Ben stand auf, öffnete die Tür und rief: „Siggi, Herr Friedrich bleibt noch eine Nacht unser Gast, bringst du ihn bitte weg!“ Siggi führte Paul zurück in die Zelle, und Ben nahm wieder Platz. „Wir machen morgen weiter, vielleicht ist er dann gesprächiger. Der Haftrichter wird ihn nicht laufen lassen. Mordversuch an einem Polizisten mit zwei Polizisten als Augenzeugen, das wiegt zu schwer“.
König Drosselbart
‚Was für ein Glück, dass solche Veranstaltungen nie pünktlich beginnen‘, dachte Semir und betrat die Aula durch die noch offen stehende Tür. Die Plätze waren schon gut gefüllt. Überall standen Gruppen von Eltern, Lehrern und Kindern.
Semir ließ seine Augen durch den Raum wandern und entdeckte Andrea und Lilly in der dritten Reihe, wo sie zwei Plätze in der Mitte der Sitzreihe ergattert hatten.

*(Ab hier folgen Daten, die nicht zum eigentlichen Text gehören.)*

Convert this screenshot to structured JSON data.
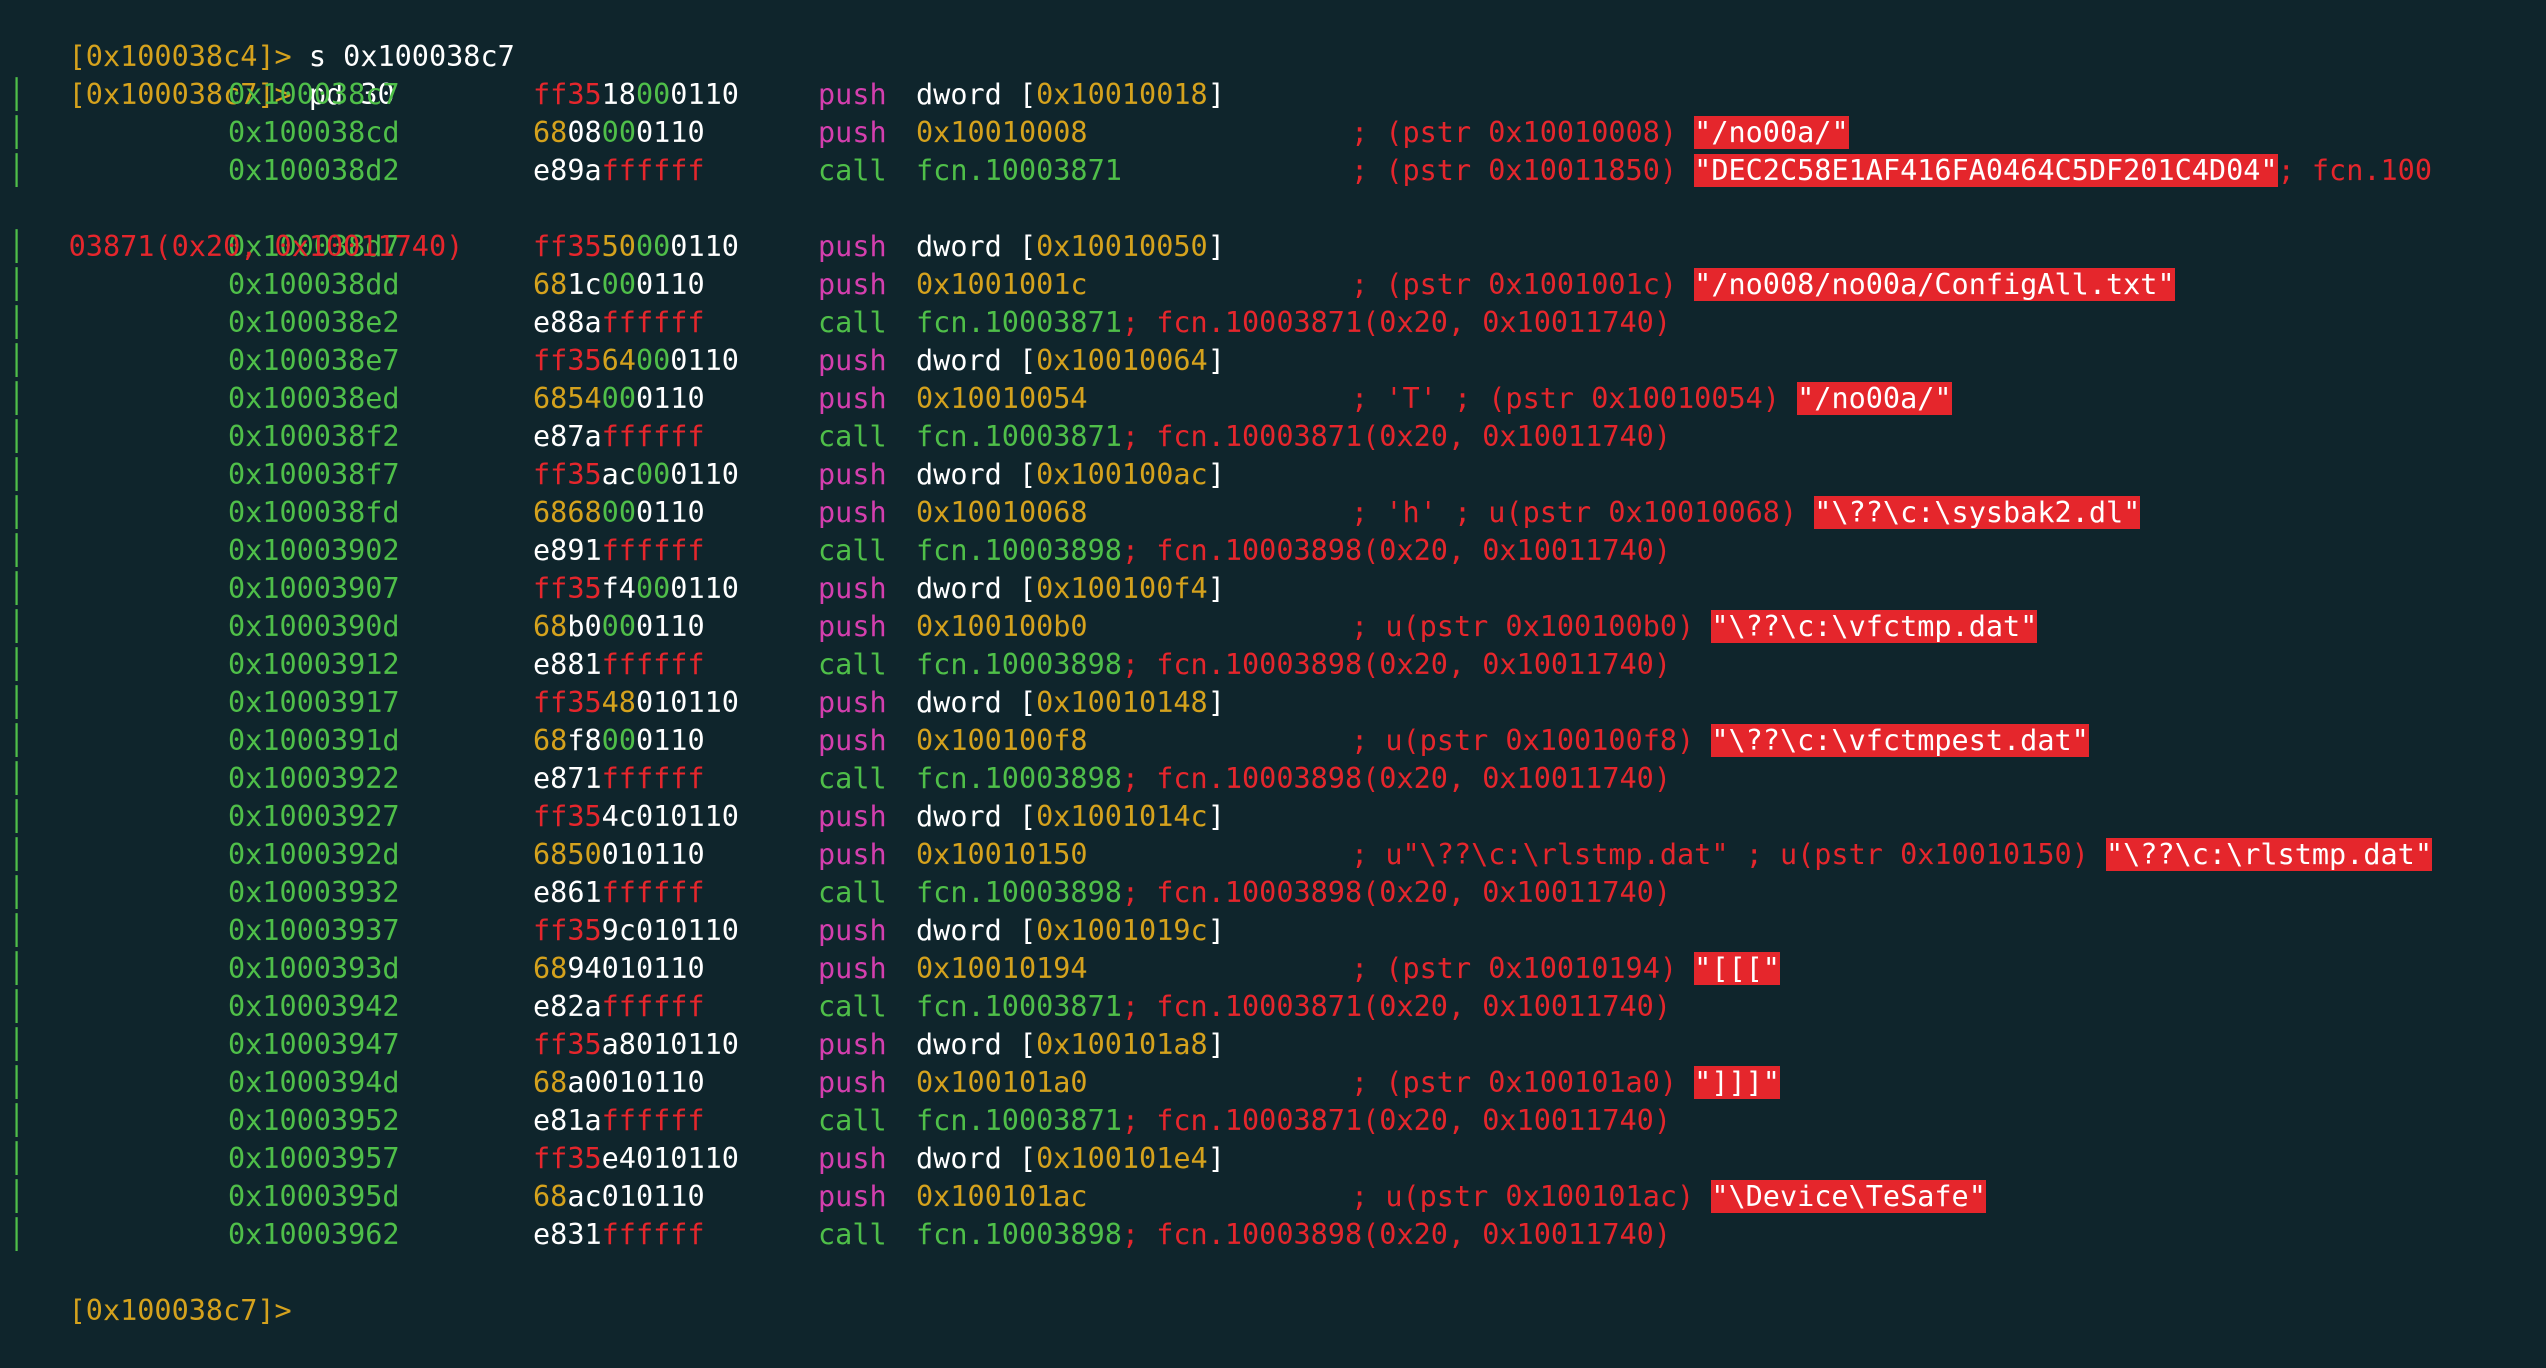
{
  "commands": [
    {
      "prompt": "[0x100038c4]>",
      "input": " s 0x100038c7"
    },
    {
      "prompt": "[0x100038c7]>",
      "input": " pd 30"
    }
  ],
  "final_prompt": "[0x100038c7]>",
  "wrap_line": "03871(0x20, 0x10011740)",
  "rows": [
    {
      "bar": "│",
      "addr": "0x100038c7",
      "bytes": [
        {
          "t": "ff35",
          "c": "r"
        },
        {
          "t": "18",
          "c": "w"
        },
        {
          "t": "00",
          "c": "g"
        },
        {
          "t": "0110",
          "c": "w"
        }
      ],
      "mn": "push",
      "ops": [
        {
          "t": "dword [",
          "c": "w"
        },
        {
          "t": "0x10010018",
          "c": "y"
        },
        {
          "t": "]",
          "c": "w"
        }
      ],
      "cmt": "",
      "str": "",
      "tail": ""
    },
    {
      "bar": "│",
      "addr": "0x100038cd",
      "bytes": [
        {
          "t": "68",
          "c": "y"
        },
        {
          "t": "08",
          "c": "w"
        },
        {
          "t": "00",
          "c": "g"
        },
        {
          "t": "0110",
          "c": "w"
        }
      ],
      "mn": "push",
      "ops": [
        {
          "t": "0x10010008",
          "c": "y"
        }
      ],
      "cmt": "; (pstr 0x10010008) ",
      "str": "\"/no00a/\"",
      "tail": ""
    },
    {
      "bar": "│",
      "addr": "0x100038d2",
      "bytes": [
        {
          "t": "e89a",
          "c": "w"
        },
        {
          "t": "ffffff",
          "c": "r"
        }
      ],
      "mn": "call",
      "ops": [
        {
          "t": "fcn.10003871",
          "c": "g"
        }
      ],
      "cmt": "; (pstr 0x10011850) ",
      "str": "\"DEC2C58E1AF416FA0464C5DF201C4D04\"",
      "tail": "; fcn.100"
    },
    {
      "bar": "│",
      "addr": "0x100038d7",
      "bytes": [
        {
          "t": "ff35",
          "c": "r"
        },
        {
          "t": "50",
          "c": "y"
        },
        {
          "t": "00",
          "c": "g"
        },
        {
          "t": "0110",
          "c": "w"
        }
      ],
      "mn": "push",
      "ops": [
        {
          "t": "dword [",
          "c": "w"
        },
        {
          "t": "0x10010050",
          "c": "y"
        },
        {
          "t": "]",
          "c": "w"
        }
      ],
      "cmt": "",
      "str": "",
      "tail": ""
    },
    {
      "bar": "│",
      "addr": "0x100038dd",
      "bytes": [
        {
          "t": "68",
          "c": "y"
        },
        {
          "t": "1c",
          "c": "w"
        },
        {
          "t": "00",
          "c": "g"
        },
        {
          "t": "0110",
          "c": "w"
        }
      ],
      "mn": "push",
      "ops": [
        {
          "t": "0x1001001c",
          "c": "y"
        }
      ],
      "cmt": "; (pstr 0x1001001c) ",
      "str": "\"/no008/no00a/ConfigAll.txt\"",
      "tail": ""
    },
    {
      "bar": "│",
      "addr": "0x100038e2",
      "bytes": [
        {
          "t": "e88a",
          "c": "w"
        },
        {
          "t": "ffffff",
          "c": "r"
        }
      ],
      "mn": "call",
      "ops": [
        {
          "t": "fcn.10003871",
          "c": "g"
        },
        {
          "t": "; fcn.10003871(0x20, 0x10011740)",
          "c": "r"
        }
      ],
      "cmt": "",
      "str": "",
      "tail": ""
    },
    {
      "bar": "│",
      "addr": "0x100038e7",
      "bytes": [
        {
          "t": "ff35",
          "c": "r"
        },
        {
          "t": "64",
          "c": "y"
        },
        {
          "t": "00",
          "c": "g"
        },
        {
          "t": "0110",
          "c": "w"
        }
      ],
      "mn": "push",
      "ops": [
        {
          "t": "dword [",
          "c": "w"
        },
        {
          "t": "0x10010064",
          "c": "y"
        },
        {
          "t": "]",
          "c": "w"
        }
      ],
      "cmt": "",
      "str": "",
      "tail": ""
    },
    {
      "bar": "│",
      "addr": "0x100038ed",
      "bytes": [
        {
          "t": "68",
          "c": "y"
        },
        {
          "t": "54",
          "c": "y"
        },
        {
          "t": "00",
          "c": "g"
        },
        {
          "t": "0110",
          "c": "w"
        }
      ],
      "mn": "push",
      "ops": [
        {
          "t": "0x10010054",
          "c": "y"
        }
      ],
      "cmt": "; 'T' ; (pstr 0x10010054) ",
      "str": "\"/no00a/\"",
      "tail": ""
    },
    {
      "bar": "│",
      "addr": "0x100038f2",
      "bytes": [
        {
          "t": "e87a",
          "c": "w"
        },
        {
          "t": "ffffff",
          "c": "r"
        }
      ],
      "mn": "call",
      "ops": [
        {
          "t": "fcn.10003871",
          "c": "g"
        },
        {
          "t": "; fcn.10003871(0x20, 0x10011740)",
          "c": "r"
        }
      ],
      "cmt": "",
      "str": "",
      "tail": ""
    },
    {
      "bar": "│",
      "addr": "0x100038f7",
      "bytes": [
        {
          "t": "ff35",
          "c": "r"
        },
        {
          "t": "ac",
          "c": "w"
        },
        {
          "t": "00",
          "c": "g"
        },
        {
          "t": "0110",
          "c": "w"
        }
      ],
      "mn": "push",
      "ops": [
        {
          "t": "dword [",
          "c": "w"
        },
        {
          "t": "0x100100ac",
          "c": "y"
        },
        {
          "t": "]",
          "c": "w"
        }
      ],
      "cmt": "",
      "str": "",
      "tail": ""
    },
    {
      "bar": "│",
      "addr": "0x100038fd",
      "bytes": [
        {
          "t": "68",
          "c": "y"
        },
        {
          "t": "68",
          "c": "y"
        },
        {
          "t": "00",
          "c": "g"
        },
        {
          "t": "0110",
          "c": "w"
        }
      ],
      "mn": "push",
      "ops": [
        {
          "t": "0x10010068",
          "c": "y"
        }
      ],
      "cmt": "; 'h' ; u(pstr 0x10010068) ",
      "str": "\"\\??\\c:\\sysbak2.dl\"",
      "tail": ""
    },
    {
      "bar": "│",
      "addr": "0x10003902",
      "bytes": [
        {
          "t": "e891",
          "c": "w"
        },
        {
          "t": "ffffff",
          "c": "r"
        }
      ],
      "mn": "call",
      "ops": [
        {
          "t": "fcn.10003898",
          "c": "g"
        },
        {
          "t": "; fcn.10003898(0x20, 0x10011740)",
          "c": "r"
        }
      ],
      "cmt": "",
      "str": "",
      "tail": ""
    },
    {
      "bar": "│",
      "addr": "0x10003907",
      "bytes": [
        {
          "t": "ff35",
          "c": "r"
        },
        {
          "t": "f4",
          "c": "w"
        },
        {
          "t": "00",
          "c": "g"
        },
        {
          "t": "0110",
          "c": "w"
        }
      ],
      "mn": "push",
      "ops": [
        {
          "t": "dword [",
          "c": "w"
        },
        {
          "t": "0x100100f4",
          "c": "y"
        },
        {
          "t": "]",
          "c": "w"
        }
      ],
      "cmt": "",
      "str": "",
      "tail": ""
    },
    {
      "bar": "│",
      "addr": "0x1000390d",
      "bytes": [
        {
          "t": "68",
          "c": "y"
        },
        {
          "t": "b0",
          "c": "w"
        },
        {
          "t": "00",
          "c": "g"
        },
        {
          "t": "0110",
          "c": "w"
        }
      ],
      "mn": "push",
      "ops": [
        {
          "t": "0x100100b0",
          "c": "y"
        }
      ],
      "cmt": "; u(pstr 0x100100b0) ",
      "str": "\"\\??\\c:\\vfctmp.dat\"",
      "tail": ""
    },
    {
      "bar": "│",
      "addr": "0x10003912",
      "bytes": [
        {
          "t": "e881",
          "c": "w"
        },
        {
          "t": "ffffff",
          "c": "r"
        }
      ],
      "mn": "call",
      "ops": [
        {
          "t": "fcn.10003898",
          "c": "g"
        },
        {
          "t": "; fcn.10003898(0x20, 0x10011740)",
          "c": "r"
        }
      ],
      "cmt": "",
      "str": "",
      "tail": ""
    },
    {
      "bar": "│",
      "addr": "0x10003917",
      "bytes": [
        {
          "t": "ff35",
          "c": "r"
        },
        {
          "t": "48",
          "c": "y"
        },
        {
          "t": "010110",
          "c": "w"
        }
      ],
      "mn": "push",
      "ops": [
        {
          "t": "dword [",
          "c": "w"
        },
        {
          "t": "0x10010148",
          "c": "y"
        },
        {
          "t": "]",
          "c": "w"
        }
      ],
      "cmt": "",
      "str": "",
      "tail": ""
    },
    {
      "bar": "│",
      "addr": "0x1000391d",
      "bytes": [
        {
          "t": "68",
          "c": "y"
        },
        {
          "t": "f8",
          "c": "w"
        },
        {
          "t": "00",
          "c": "g"
        },
        {
          "t": "0110",
          "c": "w"
        }
      ],
      "mn": "push",
      "ops": [
        {
          "t": "0x100100f8",
          "c": "y"
        }
      ],
      "cmt": "; u(pstr 0x100100f8) ",
      "str": "\"\\??\\c:\\vfctmpest.dat\"",
      "tail": ""
    },
    {
      "bar": "│",
      "addr": "0x10003922",
      "bytes": [
        {
          "t": "e871",
          "c": "w"
        },
        {
          "t": "ffffff",
          "c": "r"
        }
      ],
      "mn": "call",
      "ops": [
        {
          "t": "fcn.10003898",
          "c": "g"
        },
        {
          "t": "; fcn.10003898(0x20, 0x10011740)",
          "c": "r"
        }
      ],
      "cmt": "",
      "str": "",
      "tail": ""
    },
    {
      "bar": "│",
      "addr": "0x10003927",
      "bytes": [
        {
          "t": "ff35",
          "c": "r"
        },
        {
          "t": "4c",
          "c": "w"
        },
        {
          "t": "010110",
          "c": "w"
        }
      ],
      "mn": "push",
      "ops": [
        {
          "t": "dword [",
          "c": "w"
        },
        {
          "t": "0x1001014c",
          "c": "y"
        },
        {
          "t": "]",
          "c": "w"
        }
      ],
      "cmt": "",
      "str": "",
      "tail": ""
    },
    {
      "bar": "│",
      "addr": "0x1000392d",
      "bytes": [
        {
          "t": "68",
          "c": "y"
        },
        {
          "t": "50",
          "c": "y"
        },
        {
          "t": "010110",
          "c": "w"
        }
      ],
      "mn": "push",
      "ops": [
        {
          "t": "0x10010150",
          "c": "y"
        }
      ],
      "cmt": "; u\"\\??\\c:\\rlstmp.dat\" ; u(pstr 0x10010150) ",
      "str": "\"\\??\\c:\\rlstmp.dat\"",
      "tail": ""
    },
    {
      "bar": "│",
      "addr": "0x10003932",
      "bytes": [
        {
          "t": "e861",
          "c": "w"
        },
        {
          "t": "ffffff",
          "c": "r"
        }
      ],
      "mn": "call",
      "ops": [
        {
          "t": "fcn.10003898",
          "c": "g"
        },
        {
          "t": "; fcn.10003898(0x20, 0x10011740)",
          "c": "r"
        }
      ],
      "cmt": "",
      "str": "",
      "tail": ""
    },
    {
      "bar": "│",
      "addr": "0x10003937",
      "bytes": [
        {
          "t": "ff35",
          "c": "r"
        },
        {
          "t": "9c",
          "c": "w"
        },
        {
          "t": "010110",
          "c": "w"
        }
      ],
      "mn": "push",
      "ops": [
        {
          "t": "dword [",
          "c": "w"
        },
        {
          "t": "0x1001019c",
          "c": "y"
        },
        {
          "t": "]",
          "c": "w"
        }
      ],
      "cmt": "",
      "str": "",
      "tail": ""
    },
    {
      "bar": "│",
      "addr": "0x1000393d",
      "bytes": [
        {
          "t": "68",
          "c": "y"
        },
        {
          "t": "94",
          "c": "w"
        },
        {
          "t": "010110",
          "c": "w"
        }
      ],
      "mn": "push",
      "ops": [
        {
          "t": "0x10010194",
          "c": "y"
        }
      ],
      "cmt": "; (pstr 0x10010194) ",
      "str": "\"[[[\"",
      "tail": ""
    },
    {
      "bar": "│",
      "addr": "0x10003942",
      "bytes": [
        {
          "t": "e82a",
          "c": "w"
        },
        {
          "t": "ffffff",
          "c": "r"
        }
      ],
      "mn": "call",
      "ops": [
        {
          "t": "fcn.10003871",
          "c": "g"
        },
        {
          "t": "; fcn.10003871(0x20, 0x10011740)",
          "c": "r"
        }
      ],
      "cmt": "",
      "str": "",
      "tail": ""
    },
    {
      "bar": "│",
      "addr": "0x10003947",
      "bytes": [
        {
          "t": "ff35",
          "c": "r"
        },
        {
          "t": "a8",
          "c": "w"
        },
        {
          "t": "010110",
          "c": "w"
        }
      ],
      "mn": "push",
      "ops": [
        {
          "t": "dword [",
          "c": "w"
        },
        {
          "t": "0x100101a8",
          "c": "y"
        },
        {
          "t": "]",
          "c": "w"
        }
      ],
      "cmt": "",
      "str": "",
      "tail": ""
    },
    {
      "bar": "│",
      "addr": "0x1000394d",
      "bytes": [
        {
          "t": "68",
          "c": "y"
        },
        {
          "t": "a0",
          "c": "w"
        },
        {
          "t": "010110",
          "c": "w"
        }
      ],
      "mn": "push",
      "ops": [
        {
          "t": "0x100101a0",
          "c": "y"
        }
      ],
      "cmt": "; (pstr 0x100101a0) ",
      "str": "\"]]]\"",
      "tail": ""
    },
    {
      "bar": "│",
      "addr": "0x10003952",
      "bytes": [
        {
          "t": "e81a",
          "c": "w"
        },
        {
          "t": "ffffff",
          "c": "r"
        }
      ],
      "mn": "call",
      "ops": [
        {
          "t": "fcn.10003871",
          "c": "g"
        },
        {
          "t": "; fcn.10003871(0x20, 0x10011740)",
          "c": "r"
        }
      ],
      "cmt": "",
      "str": "",
      "tail": ""
    },
    {
      "bar": "│",
      "addr": "0x10003957",
      "bytes": [
        {
          "t": "ff35",
          "c": "r"
        },
        {
          "t": "e4",
          "c": "w"
        },
        {
          "t": "010110",
          "c": "w"
        }
      ],
      "mn": "push",
      "ops": [
        {
          "t": "dword [",
          "c": "w"
        },
        {
          "t": "0x100101e4",
          "c": "y"
        },
        {
          "t": "]",
          "c": "w"
        }
      ],
      "cmt": "",
      "str": "",
      "tail": ""
    },
    {
      "bar": "│",
      "addr": "0x1000395d",
      "bytes": [
        {
          "t": "68",
          "c": "y"
        },
        {
          "t": "ac",
          "c": "w"
        },
        {
          "t": "010110",
          "c": "w"
        }
      ],
      "mn": "push",
      "ops": [
        {
          "t": "0x100101ac",
          "c": "y"
        }
      ],
      "cmt": "; u(pstr 0x100101ac) ",
      "str": "\"\\Device\\TeSafe\"",
      "tail": ""
    },
    {
      "bar": "│",
      "addr": "0x10003962",
      "bytes": [
        {
          "t": "e831",
          "c": "w"
        },
        {
          "t": "ffffff",
          "c": "r"
        }
      ],
      "mn": "call",
      "ops": [
        {
          "t": "fcn.10003898",
          "c": "g"
        },
        {
          "t": "; fcn.10003898(0x20, 0x10011740)",
          "c": "r"
        }
      ],
      "cmt": "",
      "str": "",
      "tail": ""
    }
  ]
}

Er zwängte sich an den Sitznachbarn vorbei, einige standen auch auf, begrüßte kurz einen Bekannten, dessen Tochter mit Ayda befreundet ist und erreichte endlich seine Familie.

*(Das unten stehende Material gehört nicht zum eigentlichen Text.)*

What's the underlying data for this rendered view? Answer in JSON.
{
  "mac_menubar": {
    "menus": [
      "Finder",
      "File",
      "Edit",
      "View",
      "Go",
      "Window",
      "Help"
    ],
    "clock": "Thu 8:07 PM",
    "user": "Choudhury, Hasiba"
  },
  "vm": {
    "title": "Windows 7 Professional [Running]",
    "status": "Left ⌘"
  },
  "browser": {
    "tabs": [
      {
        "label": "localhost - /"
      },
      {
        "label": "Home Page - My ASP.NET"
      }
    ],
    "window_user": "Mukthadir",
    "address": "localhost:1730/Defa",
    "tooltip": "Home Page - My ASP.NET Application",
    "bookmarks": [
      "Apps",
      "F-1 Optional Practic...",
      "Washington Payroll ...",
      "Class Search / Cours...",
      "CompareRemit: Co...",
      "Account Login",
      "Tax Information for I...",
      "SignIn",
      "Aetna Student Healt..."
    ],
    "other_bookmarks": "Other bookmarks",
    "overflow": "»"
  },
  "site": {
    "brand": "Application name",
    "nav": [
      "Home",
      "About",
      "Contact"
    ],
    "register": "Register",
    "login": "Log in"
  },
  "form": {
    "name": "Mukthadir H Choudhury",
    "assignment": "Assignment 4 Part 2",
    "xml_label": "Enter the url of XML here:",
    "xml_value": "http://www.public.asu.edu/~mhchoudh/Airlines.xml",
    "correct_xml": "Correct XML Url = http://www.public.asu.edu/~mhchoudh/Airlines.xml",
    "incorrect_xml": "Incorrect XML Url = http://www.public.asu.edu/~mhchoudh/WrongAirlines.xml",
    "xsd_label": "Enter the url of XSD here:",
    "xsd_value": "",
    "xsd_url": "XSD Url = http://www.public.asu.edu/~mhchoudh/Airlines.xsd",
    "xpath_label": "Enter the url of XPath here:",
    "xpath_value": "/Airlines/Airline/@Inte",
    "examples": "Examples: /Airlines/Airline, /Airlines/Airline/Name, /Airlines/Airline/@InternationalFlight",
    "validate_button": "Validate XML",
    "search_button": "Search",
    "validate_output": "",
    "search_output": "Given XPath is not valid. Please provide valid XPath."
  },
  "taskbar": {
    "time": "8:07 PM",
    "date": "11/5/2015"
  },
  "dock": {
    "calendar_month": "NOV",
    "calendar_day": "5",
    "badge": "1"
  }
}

Semir begrüßte Andrea mit einem Kuss, ging vor seiner Tochter in die Knie, nahm sie auf den Arm setzte sich auf den jetzt freien Platz und nahm Lilly auf den Schoß. „Was ist passiert?“, lautete die erste Frage von Andrea, als sie das Pflaster in seinem Gesicht und den mittlerweile deutlich blauen Fleck nebst Beule entdeckte. „Nichts weiter, alles gut“, wiegelte er ab. „Hat Papa Aua?“, fragte jetzt auch Lilly. „Nein, da ist doch ein Pflaster drauf, dann tut es doch nicht mehr weh.“ Einzelheiten zu dem Vorfall am Morgen und insbesondere der knapp verhinderte Angriff auf sein Leben, würde er später Andrea in Ruhe erzählen. „Wie ist dein neuer Partner?“, erkundigte sich jetzt Andrea. Gelegenheit, eine Antwort zu geben, bekam Semir nicht, denn das Licht wurde gedimmt und die Direktorin der Schule trat vor den Vorhang, um das Publikum willkommen zu heißen. „Später“, flüsterte er deshalb nur und schaute nach vorne zur Bühne.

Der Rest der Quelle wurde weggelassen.